Despite the uncertainty around Brexit hundreds of thousands are still moving to the UK on a long-term basis, new data has revealed.

The figures show that in the past year around 212,000 more people moved to the UK than left, for the year ending in June.

Published on Thursday by the Office for National Statistics, the net migration figures analysed the amount of people coming to the country with the intention to stay for 12 months or more on various types of visas.

But it found that EU net migration has dropped significantly. After peak levels of more than 200,000 in 2015 and early 2016, it now stands at just 48,000 in the same period.

This is largely due to a fall in EU immigration, which remains at its lowest level since the year ending March 2013, according to the release.
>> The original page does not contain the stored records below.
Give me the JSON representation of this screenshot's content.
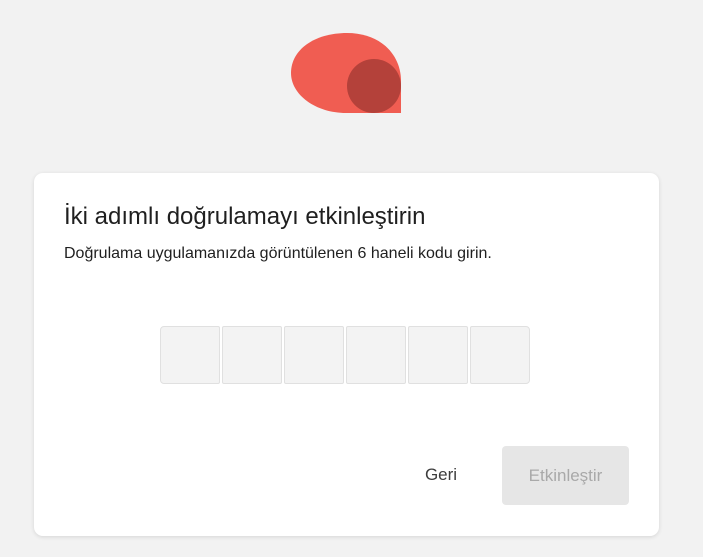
{
  "logo": {
    "icon": "brand-logo-icon",
    "color_primary": "#f05d52",
    "color_secondary": "#b4413a"
  },
  "card": {
    "title": "İki adımlı doğrulamayı etkinleştirin",
    "subtitle": "Doğrulama uygulamanızda görüntülenen 6 haneli kodu girin."
  },
  "code_inputs": [
    {
      "value": ""
    },
    {
      "value": ""
    },
    {
      "value": ""
    },
    {
      "value": ""
    },
    {
      "value": ""
    },
    {
      "value": ""
    }
  ],
  "actions": {
    "back_label": "Geri",
    "activate_label": "Etkinleştir",
    "activate_enabled": false
  }
}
And since 2016, there has been a decline in people migrating for work purposes but numbers of people coming to the UK to study have gradually increased, the report added.

An ONS spokesman said: ‘Our best assessment using all data sources is that long-term immigration, emigration and net migration have remained broadly stable since the end of 2016.
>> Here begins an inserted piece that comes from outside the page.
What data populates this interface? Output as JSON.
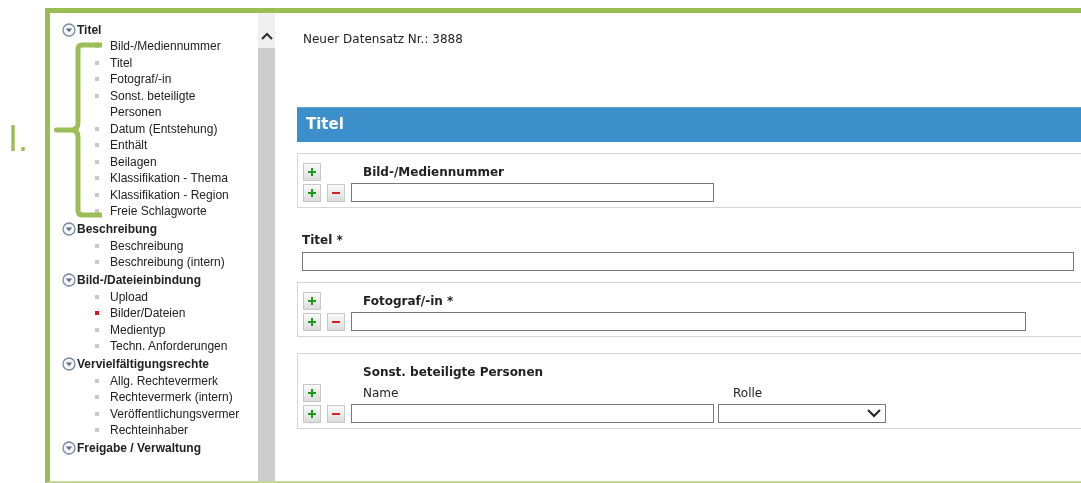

‘However, we have seen different patterns for EU and non-EU citizens.

‘While there are still more EU citizens moving to the UK than leaving, EU net migration has fallen since 2016, driven by fewer EU arrivals for work.

‘In contrast, non-EU net migration has gradually increased for the past six years, largely as more non-EU citizens came to study.’
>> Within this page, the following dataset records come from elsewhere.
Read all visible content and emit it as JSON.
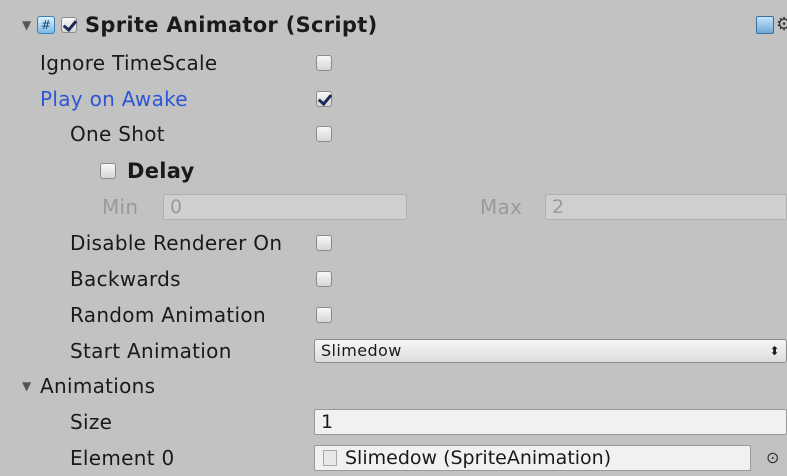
{
  "header": {
    "title": "Sprite Animator (Script)",
    "enabled": true,
    "script_icon": "script-icon",
    "help_icon": "help-book-icon",
    "settings_icon": "gear-icon"
  },
  "properties": {
    "ignore_timescale": {
      "label": "Ignore TimeScale",
      "checked": false
    },
    "play_on_awake": {
      "label": "Play on Awake",
      "checked": true
    },
    "one_shot": {
      "label": "One Shot",
      "checked": false
    },
    "delay": {
      "label": "Delay",
      "checked": false
    },
    "min": {
      "label": "Min",
      "value": "0"
    },
    "max": {
      "label": "Max",
      "value": "2"
    },
    "disable_renderer": {
      "label": "Disable Renderer On",
      "checked": false
    },
    "backwards": {
      "label": "Backwards",
      "checked": false
    },
    "random_animation": {
      "label": "Random Animation",
      "checked": false
    },
    "start_animation": {
      "label": "Start Animation",
      "value": "Slimedow"
    }
  },
  "animations": {
    "label": "Animations",
    "size_label": "Size",
    "size_value": "1",
    "element0_label": "Element 0",
    "element0_value": "Slimedow (SpriteAnimation)"
  },
  "colors": {
    "background": "#c2c2c2",
    "modified_label": "#2d55d8"
  }
}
The figures are classed as estimates after the ONS admitted earlier this year it had been underestimating some EU net migration data since 2016.

Separate immigration figures published by the Home Office showed there had been 189,459 work-related visas granted in the year to September.

This is an 11 per cent rise on the previous year and the highest since 2008 when changes were made to the immigration system.

In the same period, there were 276,889 sponsored study visas granted, including those for children of applicants, which shot up 16 per cent on the previous year and is the highest level since 2011. Chinese nationals account for 43 per cent of such visas granted.

The majority (86 per cent) of applicants want to study at UK universities, according to the figures.